I feel emotions deeply and quite often cry over things that others do not even feel. I am the one who watches movies and needs a box of tissues when it triggers a memory. I am grateful for my capacity to feel my emotions, it was not always that way for me.
I have experienced a lot of emotions while in isolation at home, and I am grateful for the space to express them. I have cried over two many things to list. The sadness of seeing so many people die from the disease is devastating, while the hope of seeing so many people come together to make sure families have food and provisions is heartwarming.
I am glad that I stopped listening to the voice in my head, my dad’s voice, which told me that men don’t dry or we don’t show emotions in public. I am living with my own values on emotions and how I express them, and I could not feel any more joy!!!
I have attempted my fair share of cleanses in the past, some with some came with some horrendous experiences. I get that there are ways to cleanse our bodies, souls, and minds. For me, it is all about cleaning out and getting rid of what does not work anymore.

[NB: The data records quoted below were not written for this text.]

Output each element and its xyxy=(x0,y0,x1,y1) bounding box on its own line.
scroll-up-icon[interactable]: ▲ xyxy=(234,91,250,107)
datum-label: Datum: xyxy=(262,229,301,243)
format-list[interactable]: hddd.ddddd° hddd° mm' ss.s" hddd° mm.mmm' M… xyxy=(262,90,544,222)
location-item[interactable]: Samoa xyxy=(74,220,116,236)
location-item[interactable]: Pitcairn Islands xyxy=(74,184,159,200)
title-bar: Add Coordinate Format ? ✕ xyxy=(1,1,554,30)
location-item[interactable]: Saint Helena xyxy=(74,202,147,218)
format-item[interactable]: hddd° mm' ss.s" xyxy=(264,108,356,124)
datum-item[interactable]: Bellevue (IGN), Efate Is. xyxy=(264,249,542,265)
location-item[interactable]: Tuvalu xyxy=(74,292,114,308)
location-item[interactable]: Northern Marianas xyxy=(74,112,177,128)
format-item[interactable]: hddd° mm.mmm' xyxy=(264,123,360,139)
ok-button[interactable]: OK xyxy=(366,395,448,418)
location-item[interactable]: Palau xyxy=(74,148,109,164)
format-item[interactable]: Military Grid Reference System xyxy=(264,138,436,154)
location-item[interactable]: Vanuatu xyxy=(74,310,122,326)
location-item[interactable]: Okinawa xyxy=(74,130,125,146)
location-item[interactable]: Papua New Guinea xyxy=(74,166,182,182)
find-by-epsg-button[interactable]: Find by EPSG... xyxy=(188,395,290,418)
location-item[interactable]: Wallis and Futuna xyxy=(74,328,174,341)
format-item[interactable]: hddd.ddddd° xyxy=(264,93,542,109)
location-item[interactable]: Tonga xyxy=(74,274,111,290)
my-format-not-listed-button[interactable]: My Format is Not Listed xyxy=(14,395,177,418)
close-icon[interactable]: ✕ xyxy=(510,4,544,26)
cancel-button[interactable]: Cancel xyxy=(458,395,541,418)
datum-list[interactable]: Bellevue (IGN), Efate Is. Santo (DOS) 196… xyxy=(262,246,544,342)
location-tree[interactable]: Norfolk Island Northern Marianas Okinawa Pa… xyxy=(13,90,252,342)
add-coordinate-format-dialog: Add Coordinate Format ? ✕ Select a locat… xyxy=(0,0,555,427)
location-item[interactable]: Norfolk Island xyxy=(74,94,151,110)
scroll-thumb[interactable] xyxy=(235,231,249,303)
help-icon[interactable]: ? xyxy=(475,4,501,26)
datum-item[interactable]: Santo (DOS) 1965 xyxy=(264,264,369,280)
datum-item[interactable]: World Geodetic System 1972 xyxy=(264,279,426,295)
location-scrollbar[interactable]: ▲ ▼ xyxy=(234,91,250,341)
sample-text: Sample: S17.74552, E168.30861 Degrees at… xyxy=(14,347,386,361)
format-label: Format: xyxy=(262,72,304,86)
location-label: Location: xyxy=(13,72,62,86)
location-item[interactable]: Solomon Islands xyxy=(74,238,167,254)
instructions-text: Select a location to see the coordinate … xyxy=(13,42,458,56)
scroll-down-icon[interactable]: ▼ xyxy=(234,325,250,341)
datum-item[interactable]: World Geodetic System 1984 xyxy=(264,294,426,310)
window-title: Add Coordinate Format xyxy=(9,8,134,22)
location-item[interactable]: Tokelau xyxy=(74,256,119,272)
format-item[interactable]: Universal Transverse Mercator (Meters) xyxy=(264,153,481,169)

My cleanses during this time at home have focused on my soul and mind. I have done a tremendous amount of work on de-cluttering my mind from those values and scripts that no longer serve me. Out with old and outdated, and in with the hip and relevant!!! My soul has been cleansed by the spiritual work that I have done to bring me closer to my understanding of God.
For me, this time at home has been a gift that I have not only received graciously but also put to good use.
I am certain that the day will come when I look back on the spring of 2020 and reflect on my gifts of being Comforted outside of my Comfort Zone, Crying tears of sadness and joy for the life experiences I had and witnessed, and for the capacity to Cleanse the things out of my life that are no longer useful or relevant.
I invite you to reflect and ponder on your Covid-19 experience and find what is most meaningful for you.